Summary
Gustave Le Bon: Crowd Psychology
Crowd Psychology, written in 1895, is the best-known and most widely read book by Gustave Le Bon (1841-1931), a French social psychologist and amateur physicist. - By crowd, he meant an organized social creation, in which collective consciousness is formed and in which the individuality of the individual is potentially lost... In the crowd, individuals merge into the average, and because of this, it is never able to approach works that require high intellectual efforts. The crowd is impulsive, susceptible to suggestion, unreliable, prone to insults and exaggeration, as well as false feelings, intolerant and dictatorial.

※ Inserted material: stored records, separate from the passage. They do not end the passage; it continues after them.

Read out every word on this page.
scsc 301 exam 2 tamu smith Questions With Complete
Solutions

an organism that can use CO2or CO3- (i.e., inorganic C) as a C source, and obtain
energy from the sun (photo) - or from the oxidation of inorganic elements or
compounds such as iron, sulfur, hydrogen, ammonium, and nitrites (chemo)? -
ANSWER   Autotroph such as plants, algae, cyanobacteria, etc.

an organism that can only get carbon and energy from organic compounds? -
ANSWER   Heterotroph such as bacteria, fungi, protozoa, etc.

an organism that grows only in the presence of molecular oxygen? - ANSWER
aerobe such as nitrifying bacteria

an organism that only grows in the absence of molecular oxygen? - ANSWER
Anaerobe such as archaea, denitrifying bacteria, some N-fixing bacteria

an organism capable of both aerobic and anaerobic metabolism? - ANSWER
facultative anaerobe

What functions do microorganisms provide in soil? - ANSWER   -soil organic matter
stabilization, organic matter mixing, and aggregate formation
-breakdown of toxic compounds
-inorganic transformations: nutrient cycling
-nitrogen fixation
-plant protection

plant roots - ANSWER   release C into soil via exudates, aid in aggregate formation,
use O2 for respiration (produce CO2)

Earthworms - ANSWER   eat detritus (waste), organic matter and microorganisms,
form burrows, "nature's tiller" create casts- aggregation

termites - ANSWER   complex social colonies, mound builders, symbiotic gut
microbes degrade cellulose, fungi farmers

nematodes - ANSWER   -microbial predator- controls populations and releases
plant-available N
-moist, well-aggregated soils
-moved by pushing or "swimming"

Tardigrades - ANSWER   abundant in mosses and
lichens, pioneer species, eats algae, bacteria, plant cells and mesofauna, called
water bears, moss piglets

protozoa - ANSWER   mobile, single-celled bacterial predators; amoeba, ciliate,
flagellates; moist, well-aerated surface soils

Le Bon was among the first to explore the relationship between the crowd and the masses and political institutions, parliamentarism, democracy and leaders, emphasizing that the crowds must be led, directed, giving many prescriptions from the psychology of the masses that would serve this purpose. He marked an epoch in the field of psychology and sociology of the masses - (Trivo Inđić, Rise of the masses). Le Bon enjoyed a high reputation in French intellectual circles. Evenings were organized in his home on Wednesdays where important social and scientific issues were discussed, where guests were, among others, A. Poenkare, physicist, R. Poenkare, later president of France, Henri Bergson and Paul Valeri. His theory of mass psychology was used by all famous dictators and leaders, from Lenin and Hitler to today, as well as all media and public opinion manipulators. Le Bon's more famous works are: Psychology of the People (1902), Opinion and Belief (1911), The French Revolution and the Psychology of the Revolution (1912), The First Consequences of the War (1916), Psychology of the New Age (1920), Psychology of Politics (1921), Imbalance of the World (1923), Scientific Basis of the Psychology of History (1931).